Veraset yoluyla intikal eden arsanın kat karşılığı olarak müteahhide verilmesi sonucu elde edilen birden fazla konutun satılması durumunun, değer artış kazancı ve ticari kazanç yönünden değerlendirilmesi, makalemizin konusunu oluşturmaktadır.
YASAL MEVZUAT
Veraset yolu ile intikal eden bir arsanın kar karşılığı sözleşme veya doğrudan müteahhit firmaya verilmesi sonucu elde edilen birden fazla gayrimenkulün satışı sonucu elde edilen gelirin vergisel açıdan değerlendirilmesi;
Ticari Kazanç Yönünden Değerlendirilmesi;
193 Sayılı Gelir Vergisi Kanununu 37 inci maddesinde ticari kazancın tarifi şu şekilde yapılmıştır;
“Her türlü ticari ve sınai faaliyetlerden doğan kazançlar ticari kazançtır. Bu kanunun uygulanmasında, aşağıda yazılı kazançlar ticari kazanç sayılır
...
4. Gayrimenkullerin alım, satım ve inşa işleriyle devamlı olarak uğraşanların bu işlerinden; elde edilen kazançlar.”
Vergiyi doğuran olayın gerçek mahiyetinin ortaya konulabilmesi için alım satım işleminin niteliğinin belirlenmesi gerekmektedir. Yukarıda yer alan 37 inci maddenin 4 numaralı fıkrasında “devamlı olarak” uğraşmak ifadesi konunun belirleyicisi olmaktadır.
Öte yandan, ticari faaliyet emek-sermaye organizasyonuna dayanmakta olup, kazanç sağlama niyet ve kastının bulunup bulunmaması böyle bir organizasyon tarafından icra edilen faaliyetin ticari faaliyet olma niteliğine etki etmemektedir.
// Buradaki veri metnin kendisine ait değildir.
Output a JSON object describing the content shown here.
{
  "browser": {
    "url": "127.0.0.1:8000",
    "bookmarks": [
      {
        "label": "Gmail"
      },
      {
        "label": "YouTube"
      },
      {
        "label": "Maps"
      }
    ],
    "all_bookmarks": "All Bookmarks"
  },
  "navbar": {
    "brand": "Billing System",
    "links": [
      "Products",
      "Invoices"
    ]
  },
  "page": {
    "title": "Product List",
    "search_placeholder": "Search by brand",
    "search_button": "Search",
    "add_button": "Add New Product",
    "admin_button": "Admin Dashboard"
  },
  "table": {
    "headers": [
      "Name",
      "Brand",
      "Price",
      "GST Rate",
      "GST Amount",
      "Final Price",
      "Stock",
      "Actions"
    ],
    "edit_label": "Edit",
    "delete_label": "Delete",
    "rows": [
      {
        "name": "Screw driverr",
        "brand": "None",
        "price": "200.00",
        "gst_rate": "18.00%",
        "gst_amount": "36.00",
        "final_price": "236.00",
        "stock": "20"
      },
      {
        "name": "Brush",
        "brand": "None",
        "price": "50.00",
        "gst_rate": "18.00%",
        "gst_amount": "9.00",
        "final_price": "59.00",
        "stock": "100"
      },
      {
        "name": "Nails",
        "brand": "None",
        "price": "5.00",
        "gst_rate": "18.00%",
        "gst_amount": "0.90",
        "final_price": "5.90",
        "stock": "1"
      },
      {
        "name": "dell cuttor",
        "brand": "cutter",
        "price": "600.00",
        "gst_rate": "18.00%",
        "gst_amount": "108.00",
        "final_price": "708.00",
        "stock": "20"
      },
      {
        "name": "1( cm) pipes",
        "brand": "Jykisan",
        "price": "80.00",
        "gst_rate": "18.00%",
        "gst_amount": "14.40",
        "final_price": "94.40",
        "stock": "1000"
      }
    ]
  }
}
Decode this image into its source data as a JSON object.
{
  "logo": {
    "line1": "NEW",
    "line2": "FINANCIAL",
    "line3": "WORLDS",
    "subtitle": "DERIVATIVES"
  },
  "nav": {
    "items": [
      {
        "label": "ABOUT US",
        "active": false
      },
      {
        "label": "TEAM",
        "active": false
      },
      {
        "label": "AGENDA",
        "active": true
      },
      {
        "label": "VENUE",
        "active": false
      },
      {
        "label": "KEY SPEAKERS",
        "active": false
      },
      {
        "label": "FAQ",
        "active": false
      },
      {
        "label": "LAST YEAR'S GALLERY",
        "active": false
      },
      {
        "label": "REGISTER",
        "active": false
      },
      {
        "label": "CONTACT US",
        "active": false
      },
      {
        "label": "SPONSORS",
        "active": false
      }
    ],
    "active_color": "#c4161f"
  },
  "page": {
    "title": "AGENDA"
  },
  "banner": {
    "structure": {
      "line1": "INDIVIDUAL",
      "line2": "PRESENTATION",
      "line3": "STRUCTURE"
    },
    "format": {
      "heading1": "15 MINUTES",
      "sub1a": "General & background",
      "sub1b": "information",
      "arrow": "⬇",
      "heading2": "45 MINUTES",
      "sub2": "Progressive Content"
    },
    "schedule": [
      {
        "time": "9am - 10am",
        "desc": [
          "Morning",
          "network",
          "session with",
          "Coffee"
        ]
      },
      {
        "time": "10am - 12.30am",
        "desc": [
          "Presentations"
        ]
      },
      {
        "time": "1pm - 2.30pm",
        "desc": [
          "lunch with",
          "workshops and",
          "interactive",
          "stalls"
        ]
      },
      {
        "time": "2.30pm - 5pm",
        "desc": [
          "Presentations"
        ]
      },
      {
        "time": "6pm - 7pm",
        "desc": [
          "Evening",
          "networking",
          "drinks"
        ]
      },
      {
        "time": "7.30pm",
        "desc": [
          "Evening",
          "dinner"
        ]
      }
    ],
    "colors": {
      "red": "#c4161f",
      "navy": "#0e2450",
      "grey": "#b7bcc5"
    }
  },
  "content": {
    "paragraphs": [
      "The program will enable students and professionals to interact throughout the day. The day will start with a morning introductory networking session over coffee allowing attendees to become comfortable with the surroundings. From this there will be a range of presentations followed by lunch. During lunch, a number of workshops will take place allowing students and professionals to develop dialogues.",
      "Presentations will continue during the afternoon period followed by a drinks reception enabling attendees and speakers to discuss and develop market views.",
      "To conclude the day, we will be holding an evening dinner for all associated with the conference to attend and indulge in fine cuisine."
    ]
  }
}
Ancak, bir faaliyetin ticari faaliyet sayılabilmesi için kazanç sağlama niyet ve kastı gerekmemekle birlikte faaliyeti icra eden organizasyonun bütün unsurlarıyla birlikte değerlendirildiğinde kazanç sağlama potansiyeline sahip olması, şahsi ihtiyaç kapsam ve sınırlarını aşması gerekmektedir.
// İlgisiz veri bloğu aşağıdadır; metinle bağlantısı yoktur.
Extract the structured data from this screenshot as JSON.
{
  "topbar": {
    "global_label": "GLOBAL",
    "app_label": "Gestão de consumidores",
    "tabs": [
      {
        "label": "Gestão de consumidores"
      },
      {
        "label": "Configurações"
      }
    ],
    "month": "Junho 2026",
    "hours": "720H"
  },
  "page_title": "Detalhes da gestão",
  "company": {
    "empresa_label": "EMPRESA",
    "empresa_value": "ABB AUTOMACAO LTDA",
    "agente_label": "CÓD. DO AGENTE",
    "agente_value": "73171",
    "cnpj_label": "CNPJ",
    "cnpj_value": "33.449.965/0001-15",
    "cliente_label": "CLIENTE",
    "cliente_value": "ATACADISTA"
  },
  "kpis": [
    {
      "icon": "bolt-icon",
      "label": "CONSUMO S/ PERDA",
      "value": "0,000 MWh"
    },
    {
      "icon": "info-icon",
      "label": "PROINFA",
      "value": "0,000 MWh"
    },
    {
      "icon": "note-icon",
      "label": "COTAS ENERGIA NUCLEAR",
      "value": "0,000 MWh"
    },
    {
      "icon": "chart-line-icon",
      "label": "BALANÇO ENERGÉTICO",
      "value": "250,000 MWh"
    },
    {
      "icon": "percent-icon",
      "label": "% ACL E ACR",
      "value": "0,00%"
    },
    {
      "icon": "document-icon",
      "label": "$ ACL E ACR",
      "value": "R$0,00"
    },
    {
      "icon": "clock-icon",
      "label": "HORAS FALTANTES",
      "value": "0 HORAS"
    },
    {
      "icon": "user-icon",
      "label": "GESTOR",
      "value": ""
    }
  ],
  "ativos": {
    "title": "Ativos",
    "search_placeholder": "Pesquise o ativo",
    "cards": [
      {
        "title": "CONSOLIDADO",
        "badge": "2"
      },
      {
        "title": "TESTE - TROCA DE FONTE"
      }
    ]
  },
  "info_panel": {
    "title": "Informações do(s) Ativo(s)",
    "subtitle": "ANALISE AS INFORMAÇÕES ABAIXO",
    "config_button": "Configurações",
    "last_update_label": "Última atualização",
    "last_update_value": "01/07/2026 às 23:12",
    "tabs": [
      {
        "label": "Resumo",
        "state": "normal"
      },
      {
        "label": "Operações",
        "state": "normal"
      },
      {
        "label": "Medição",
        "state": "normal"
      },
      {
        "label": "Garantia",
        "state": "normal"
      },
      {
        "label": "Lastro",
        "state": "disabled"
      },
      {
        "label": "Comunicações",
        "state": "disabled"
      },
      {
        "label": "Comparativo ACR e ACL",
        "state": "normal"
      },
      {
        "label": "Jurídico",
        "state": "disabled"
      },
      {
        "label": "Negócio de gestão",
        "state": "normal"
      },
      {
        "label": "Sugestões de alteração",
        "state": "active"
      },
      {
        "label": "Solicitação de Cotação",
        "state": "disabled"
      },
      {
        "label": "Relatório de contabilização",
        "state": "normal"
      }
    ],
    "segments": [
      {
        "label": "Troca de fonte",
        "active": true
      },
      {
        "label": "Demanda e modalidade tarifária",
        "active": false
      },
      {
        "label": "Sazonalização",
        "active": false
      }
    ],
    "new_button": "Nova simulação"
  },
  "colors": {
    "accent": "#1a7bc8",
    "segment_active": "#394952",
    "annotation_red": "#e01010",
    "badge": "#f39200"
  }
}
Gayrimenkul alım satımı ticari bir organizasyon içinde yapıldığında alım satımın ticari faaliyetin bir unsuru sayılması, ancak ticari organizasyonun şekli ve maddi unsurları ile açıkça belli olmadığı hallerde ise faaliyetin devamlılık kasıt ve niyeti ile yapıldığını belirleyen objektif ölçü olarak, muamelede çokluk olup olmadığına bakılması gerekmektedir.
Bu itibarla, gayrimenkullerin iktisap tarihinden sonra aynı kişiye farklı tarihlerde veya farklı kişilere aynı tarihte satılması veya birbirini izleyen yıllarda satılması durumunda yapılan satışlar, devamlı olarak gayrimenkul alım-satım işiyle uğraşıldığına karine teşkil edeceğinden, elde edilen kazancın Gelir Vergisi Kanununun 37 nci maddesine göre ticari kazanç olarak vergilendirilmesi gerekmektedir.
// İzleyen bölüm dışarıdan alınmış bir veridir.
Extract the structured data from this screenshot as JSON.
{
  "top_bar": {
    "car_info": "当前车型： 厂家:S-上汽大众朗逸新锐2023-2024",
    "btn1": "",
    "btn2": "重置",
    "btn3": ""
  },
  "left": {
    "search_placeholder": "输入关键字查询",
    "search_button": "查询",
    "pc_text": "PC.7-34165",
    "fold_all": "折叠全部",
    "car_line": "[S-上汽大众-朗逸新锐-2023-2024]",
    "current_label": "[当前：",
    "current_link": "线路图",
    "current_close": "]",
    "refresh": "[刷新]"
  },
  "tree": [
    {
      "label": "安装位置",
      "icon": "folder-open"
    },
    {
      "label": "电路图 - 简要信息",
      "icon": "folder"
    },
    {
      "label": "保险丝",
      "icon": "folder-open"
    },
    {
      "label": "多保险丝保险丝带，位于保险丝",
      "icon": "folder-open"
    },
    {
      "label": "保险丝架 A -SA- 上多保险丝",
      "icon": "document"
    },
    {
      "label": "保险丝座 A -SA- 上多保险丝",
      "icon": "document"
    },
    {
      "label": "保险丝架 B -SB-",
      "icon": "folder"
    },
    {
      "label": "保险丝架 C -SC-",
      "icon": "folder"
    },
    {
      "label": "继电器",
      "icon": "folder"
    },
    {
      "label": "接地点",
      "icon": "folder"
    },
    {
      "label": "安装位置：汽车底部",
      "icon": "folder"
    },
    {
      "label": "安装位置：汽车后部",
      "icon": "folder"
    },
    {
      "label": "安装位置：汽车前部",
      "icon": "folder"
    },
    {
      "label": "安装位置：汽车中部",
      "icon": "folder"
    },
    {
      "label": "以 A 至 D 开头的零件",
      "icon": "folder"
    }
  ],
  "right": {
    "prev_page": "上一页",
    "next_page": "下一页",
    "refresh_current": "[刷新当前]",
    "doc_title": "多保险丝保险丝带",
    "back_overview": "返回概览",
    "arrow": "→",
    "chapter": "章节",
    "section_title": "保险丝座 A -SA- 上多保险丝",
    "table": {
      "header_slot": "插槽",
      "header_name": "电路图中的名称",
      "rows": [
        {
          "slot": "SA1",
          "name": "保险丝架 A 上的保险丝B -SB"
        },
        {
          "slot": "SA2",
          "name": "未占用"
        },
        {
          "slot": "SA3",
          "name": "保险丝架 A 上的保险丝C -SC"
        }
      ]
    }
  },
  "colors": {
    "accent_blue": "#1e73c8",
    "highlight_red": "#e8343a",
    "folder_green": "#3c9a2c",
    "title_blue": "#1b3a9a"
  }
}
Değer Artış Kazancı Yönünden Değerlendirilmesi;
193 Sayılı Gelir Vergisi Kanunun mükerrer 80 inci maddesinde değer artış kazancı aşağıdaki şekilde açıklanmıştır;
“Aşağıda yazılı mal ve hakların elden çıkarılmasından doğan kazançlar değer artışı kazançlarıdır.
...
6. İktisap şekli ne olursa olsun (ivazsız olarak iktisap edilenler hariç) 70 inci maddenin birinci fıkrasının (1), (2), (4) ve (7) numaralı bentlerinde yazılı mal (gerçek usulde vergiye tâbi çiftçilerin ziraî istihsalde kullandıkları gayrimenkuller dahil) ve hakların, iktisap tarihinden başlayarak(5615 sayılı kanunun 5 inci maddesiyle değişen ibare Yürürlük; 1/1/2007 tarihinden geçerli olmak üzere 04.04.2007) beş yıl içinde(8) elden çıkarılmasından doğan kazançlar (Kooperatiflerin ortaklarına bu sıfatları dolayısıyla tahsis ettikleri gayrimenkulleri tahsis tarihinde ortak tarafından satın alınmış sayılır.).
Bu maddede geçen “elden çıkarma” deyimi, yukarıda yazılı mal ve hakların satılması, bir ivaz karşılığında devir ve temliki, trampa edilmesi, takası, kamulaştırılması, devletleştirilmesi, ticaret şirketlerine sermaye olarak konulmasını ifade eder.”